Num deles, eu chego no portão de um casarão. No gramado da entrada da casa, há vinte ou trinta pessoas, uma família e seus agregados. Não estão me esperando; me fitam com desconfiança. Por alguma razão quero muito me juntar a eles. Amigos tinham me aconselhado a não aparecer por lá: com o meu histórico, eu nunca seria aceito, tinham me dito. Os amigos não definem exatamente o que é esse tal “histórico” a que se referem.

À frente do portão, ouço algumas acusações dos moradores. Não acreditam na minha cara de pau de aparecer por lá. Eu não respondo, só espero, e finalmente um deles permite que eu passe ao gramado. Há um burburinho hostil em minha volta, até que de repente um ancião careca e de bigodes brancos me puxa pelo ombro, colocando-me dentro da casa. Os outros, a princípio indignados com a benevolência do velho, de repente já estão em júbilo com a minha presença, se curvando à vontade do patriarca com a mesma cara de pau da qual me acusavam antes. Subimos umas escadas longas de madeira. As estantes da casa estão repletas de neve, e nelas há também globos de vidro com cidadezinhas minúsculas sob as quais uma neve artificial cai incessantemente. Há também árvores que se espalham pelos cantos, se bem me lembro.  “Você já esteve em Lund antes?”, o velho me pergunta, acolhedor.

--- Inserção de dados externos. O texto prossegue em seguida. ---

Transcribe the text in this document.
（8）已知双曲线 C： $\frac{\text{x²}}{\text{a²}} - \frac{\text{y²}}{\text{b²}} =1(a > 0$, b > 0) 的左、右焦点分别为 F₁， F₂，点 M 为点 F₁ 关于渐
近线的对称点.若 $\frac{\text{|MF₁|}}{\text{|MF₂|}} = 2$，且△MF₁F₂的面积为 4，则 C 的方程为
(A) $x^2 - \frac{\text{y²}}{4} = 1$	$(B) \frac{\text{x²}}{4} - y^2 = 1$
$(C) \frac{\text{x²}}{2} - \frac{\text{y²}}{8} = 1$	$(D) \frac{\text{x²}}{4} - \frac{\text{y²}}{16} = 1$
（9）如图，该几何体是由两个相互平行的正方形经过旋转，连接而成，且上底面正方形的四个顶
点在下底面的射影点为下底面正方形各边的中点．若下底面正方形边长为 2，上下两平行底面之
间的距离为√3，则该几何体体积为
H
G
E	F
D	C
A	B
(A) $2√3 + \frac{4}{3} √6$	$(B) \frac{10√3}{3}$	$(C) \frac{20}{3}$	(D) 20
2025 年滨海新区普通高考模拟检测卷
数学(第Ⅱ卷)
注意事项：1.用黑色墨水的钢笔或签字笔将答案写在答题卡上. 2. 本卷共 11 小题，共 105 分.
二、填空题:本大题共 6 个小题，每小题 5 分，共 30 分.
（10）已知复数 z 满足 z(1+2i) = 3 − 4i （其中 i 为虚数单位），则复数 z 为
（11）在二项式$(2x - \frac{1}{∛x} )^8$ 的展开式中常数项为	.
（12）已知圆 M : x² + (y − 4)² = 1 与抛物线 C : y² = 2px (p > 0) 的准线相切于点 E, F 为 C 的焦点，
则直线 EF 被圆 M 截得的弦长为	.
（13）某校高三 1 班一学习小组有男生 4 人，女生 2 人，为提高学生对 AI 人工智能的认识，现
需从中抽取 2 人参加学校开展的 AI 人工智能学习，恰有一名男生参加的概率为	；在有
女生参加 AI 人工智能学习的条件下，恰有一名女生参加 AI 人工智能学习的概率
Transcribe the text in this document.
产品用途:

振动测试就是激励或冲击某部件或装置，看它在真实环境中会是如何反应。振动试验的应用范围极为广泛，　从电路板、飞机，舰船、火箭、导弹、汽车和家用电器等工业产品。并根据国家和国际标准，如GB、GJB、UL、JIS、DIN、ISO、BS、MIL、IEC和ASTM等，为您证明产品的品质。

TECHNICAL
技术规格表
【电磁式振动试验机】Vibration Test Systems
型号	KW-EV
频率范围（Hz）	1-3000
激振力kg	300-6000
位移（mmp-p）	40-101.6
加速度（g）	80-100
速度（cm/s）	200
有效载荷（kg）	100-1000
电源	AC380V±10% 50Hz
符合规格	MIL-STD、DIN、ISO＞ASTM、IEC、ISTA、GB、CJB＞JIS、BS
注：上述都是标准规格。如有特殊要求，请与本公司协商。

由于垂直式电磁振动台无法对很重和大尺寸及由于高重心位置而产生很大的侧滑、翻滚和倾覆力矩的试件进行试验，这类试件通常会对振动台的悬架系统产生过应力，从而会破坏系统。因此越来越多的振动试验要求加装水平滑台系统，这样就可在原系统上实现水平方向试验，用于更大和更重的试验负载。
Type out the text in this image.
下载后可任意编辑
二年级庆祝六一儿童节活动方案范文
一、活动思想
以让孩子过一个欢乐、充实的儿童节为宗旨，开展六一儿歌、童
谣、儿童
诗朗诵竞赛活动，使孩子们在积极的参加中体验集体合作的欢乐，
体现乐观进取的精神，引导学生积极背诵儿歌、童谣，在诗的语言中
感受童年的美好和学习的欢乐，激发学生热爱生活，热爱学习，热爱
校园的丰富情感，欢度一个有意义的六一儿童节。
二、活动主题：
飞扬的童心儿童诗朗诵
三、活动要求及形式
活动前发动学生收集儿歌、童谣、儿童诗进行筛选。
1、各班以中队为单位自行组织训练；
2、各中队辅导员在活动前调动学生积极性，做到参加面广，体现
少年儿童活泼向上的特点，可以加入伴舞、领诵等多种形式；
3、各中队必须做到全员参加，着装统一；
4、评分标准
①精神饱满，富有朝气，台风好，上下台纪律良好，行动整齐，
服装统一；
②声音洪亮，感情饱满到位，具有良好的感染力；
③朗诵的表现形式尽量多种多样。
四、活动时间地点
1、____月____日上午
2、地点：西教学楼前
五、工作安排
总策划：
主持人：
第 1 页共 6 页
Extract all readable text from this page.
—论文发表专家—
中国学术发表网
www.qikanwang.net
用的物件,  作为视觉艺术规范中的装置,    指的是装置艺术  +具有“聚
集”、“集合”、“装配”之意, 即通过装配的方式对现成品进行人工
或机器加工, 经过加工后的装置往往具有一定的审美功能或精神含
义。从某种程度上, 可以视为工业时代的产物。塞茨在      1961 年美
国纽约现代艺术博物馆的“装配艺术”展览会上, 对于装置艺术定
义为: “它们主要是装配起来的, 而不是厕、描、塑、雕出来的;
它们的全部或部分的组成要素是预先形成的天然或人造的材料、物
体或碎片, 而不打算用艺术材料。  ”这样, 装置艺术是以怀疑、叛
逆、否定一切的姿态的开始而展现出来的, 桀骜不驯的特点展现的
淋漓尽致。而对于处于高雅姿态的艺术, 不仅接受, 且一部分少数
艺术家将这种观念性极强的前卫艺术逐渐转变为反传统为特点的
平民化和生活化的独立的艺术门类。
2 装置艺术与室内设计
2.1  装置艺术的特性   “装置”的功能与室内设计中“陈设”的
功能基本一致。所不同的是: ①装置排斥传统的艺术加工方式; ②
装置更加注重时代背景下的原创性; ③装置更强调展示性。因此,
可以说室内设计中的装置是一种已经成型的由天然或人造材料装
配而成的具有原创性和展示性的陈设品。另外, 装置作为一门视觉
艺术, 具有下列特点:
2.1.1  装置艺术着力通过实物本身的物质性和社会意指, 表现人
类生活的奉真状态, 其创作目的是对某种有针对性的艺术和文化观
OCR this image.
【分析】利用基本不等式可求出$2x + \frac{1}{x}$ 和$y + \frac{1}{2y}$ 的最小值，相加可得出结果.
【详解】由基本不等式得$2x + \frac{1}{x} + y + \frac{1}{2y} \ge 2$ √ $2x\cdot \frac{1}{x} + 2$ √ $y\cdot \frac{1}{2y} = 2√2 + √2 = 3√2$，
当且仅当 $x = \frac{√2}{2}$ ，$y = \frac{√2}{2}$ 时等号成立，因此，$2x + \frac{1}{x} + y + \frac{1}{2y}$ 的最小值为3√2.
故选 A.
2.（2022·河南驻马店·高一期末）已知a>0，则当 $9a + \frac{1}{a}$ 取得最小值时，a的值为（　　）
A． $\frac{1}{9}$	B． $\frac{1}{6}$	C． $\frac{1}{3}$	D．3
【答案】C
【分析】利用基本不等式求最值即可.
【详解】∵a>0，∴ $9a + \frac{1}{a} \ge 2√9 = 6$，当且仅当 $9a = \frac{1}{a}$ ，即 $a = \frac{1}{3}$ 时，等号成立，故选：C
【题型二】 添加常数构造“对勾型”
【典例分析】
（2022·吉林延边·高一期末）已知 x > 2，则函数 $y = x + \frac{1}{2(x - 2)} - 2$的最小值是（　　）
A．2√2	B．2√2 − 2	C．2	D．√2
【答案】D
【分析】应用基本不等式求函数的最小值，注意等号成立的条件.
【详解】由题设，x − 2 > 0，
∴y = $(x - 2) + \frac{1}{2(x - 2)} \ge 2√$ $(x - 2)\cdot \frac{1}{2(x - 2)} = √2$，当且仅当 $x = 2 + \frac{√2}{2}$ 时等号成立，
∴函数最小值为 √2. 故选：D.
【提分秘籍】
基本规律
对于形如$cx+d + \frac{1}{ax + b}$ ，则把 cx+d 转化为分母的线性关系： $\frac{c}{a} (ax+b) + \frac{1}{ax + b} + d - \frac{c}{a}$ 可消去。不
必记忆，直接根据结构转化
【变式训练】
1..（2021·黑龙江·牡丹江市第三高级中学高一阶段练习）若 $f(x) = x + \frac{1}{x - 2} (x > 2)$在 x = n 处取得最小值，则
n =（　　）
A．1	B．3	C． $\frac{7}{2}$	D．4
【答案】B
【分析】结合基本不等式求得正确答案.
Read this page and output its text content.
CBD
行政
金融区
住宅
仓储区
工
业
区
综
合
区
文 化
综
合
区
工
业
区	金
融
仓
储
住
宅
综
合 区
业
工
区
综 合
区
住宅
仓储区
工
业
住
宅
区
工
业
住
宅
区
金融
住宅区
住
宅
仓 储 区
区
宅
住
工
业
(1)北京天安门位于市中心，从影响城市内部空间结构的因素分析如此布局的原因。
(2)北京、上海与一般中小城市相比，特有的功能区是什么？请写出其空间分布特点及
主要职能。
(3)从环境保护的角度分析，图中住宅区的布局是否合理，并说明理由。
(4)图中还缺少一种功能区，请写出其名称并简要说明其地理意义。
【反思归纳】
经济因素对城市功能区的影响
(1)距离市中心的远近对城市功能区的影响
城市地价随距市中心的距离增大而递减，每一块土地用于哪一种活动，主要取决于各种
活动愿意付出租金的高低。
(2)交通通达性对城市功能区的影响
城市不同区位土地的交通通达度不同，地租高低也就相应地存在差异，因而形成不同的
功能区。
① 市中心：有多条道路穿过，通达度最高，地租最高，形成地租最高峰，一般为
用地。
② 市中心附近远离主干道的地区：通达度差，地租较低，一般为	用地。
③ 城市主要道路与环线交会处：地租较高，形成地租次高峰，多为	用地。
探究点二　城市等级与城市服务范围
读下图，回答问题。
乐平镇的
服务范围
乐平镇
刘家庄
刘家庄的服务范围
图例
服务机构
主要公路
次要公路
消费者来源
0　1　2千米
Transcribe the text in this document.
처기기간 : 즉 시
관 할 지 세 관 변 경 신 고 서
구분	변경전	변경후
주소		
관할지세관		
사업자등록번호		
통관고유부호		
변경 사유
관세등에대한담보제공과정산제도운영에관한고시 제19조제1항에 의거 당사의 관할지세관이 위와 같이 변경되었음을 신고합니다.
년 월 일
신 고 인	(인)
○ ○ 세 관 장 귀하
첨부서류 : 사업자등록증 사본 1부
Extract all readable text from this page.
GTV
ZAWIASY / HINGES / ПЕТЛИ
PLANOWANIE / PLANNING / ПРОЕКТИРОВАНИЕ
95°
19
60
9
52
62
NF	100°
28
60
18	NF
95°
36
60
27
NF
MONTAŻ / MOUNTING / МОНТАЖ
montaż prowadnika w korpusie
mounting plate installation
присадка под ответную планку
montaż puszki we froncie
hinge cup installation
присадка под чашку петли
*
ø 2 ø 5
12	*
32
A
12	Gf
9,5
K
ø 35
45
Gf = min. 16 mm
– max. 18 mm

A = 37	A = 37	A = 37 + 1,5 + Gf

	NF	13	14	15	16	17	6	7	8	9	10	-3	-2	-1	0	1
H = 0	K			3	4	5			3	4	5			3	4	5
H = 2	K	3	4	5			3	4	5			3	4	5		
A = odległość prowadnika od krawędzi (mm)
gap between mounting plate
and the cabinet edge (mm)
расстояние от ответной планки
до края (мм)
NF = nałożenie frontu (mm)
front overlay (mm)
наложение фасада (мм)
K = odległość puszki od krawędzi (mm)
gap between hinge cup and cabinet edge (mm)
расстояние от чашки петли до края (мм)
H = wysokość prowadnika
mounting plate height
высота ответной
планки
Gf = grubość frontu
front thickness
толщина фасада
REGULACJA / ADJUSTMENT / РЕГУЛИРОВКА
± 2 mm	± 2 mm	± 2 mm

Assim que acordo no meio da noite, sem sequer acender a luz, rabisco a palavra numa das páginas do livro que está no criado mudo. Penso que na manhã seguinte procurarei o significado dela, mas não me aguento, e sob a luz azulada e nauseante do celular entro no google. Imagino que se soletre “Lundt”, não sei bem por que, já que não haveria como a voz do velho indicar esse “t” mudo. O google me devolve Ben Lundt, um goleiro alemão de que nunca ouvi falar, jogador do Louisville City Football Club — um clube obscuro do estado de Kentucky, nos Estados Unidos.

Em seguida digito “Lund”. Aparentemente é uma cidade no sudoeste da Súecia. Tem pouco mais de 90 mil habitantes e fica na província da Escânia, a alguns poucos quilômetros de Malmo. Em outros tempos, teria buscado mais informações sobre a cidadezinha, guardado o nome para uma visita curiosa. Mas as fronteiras estão fechadas.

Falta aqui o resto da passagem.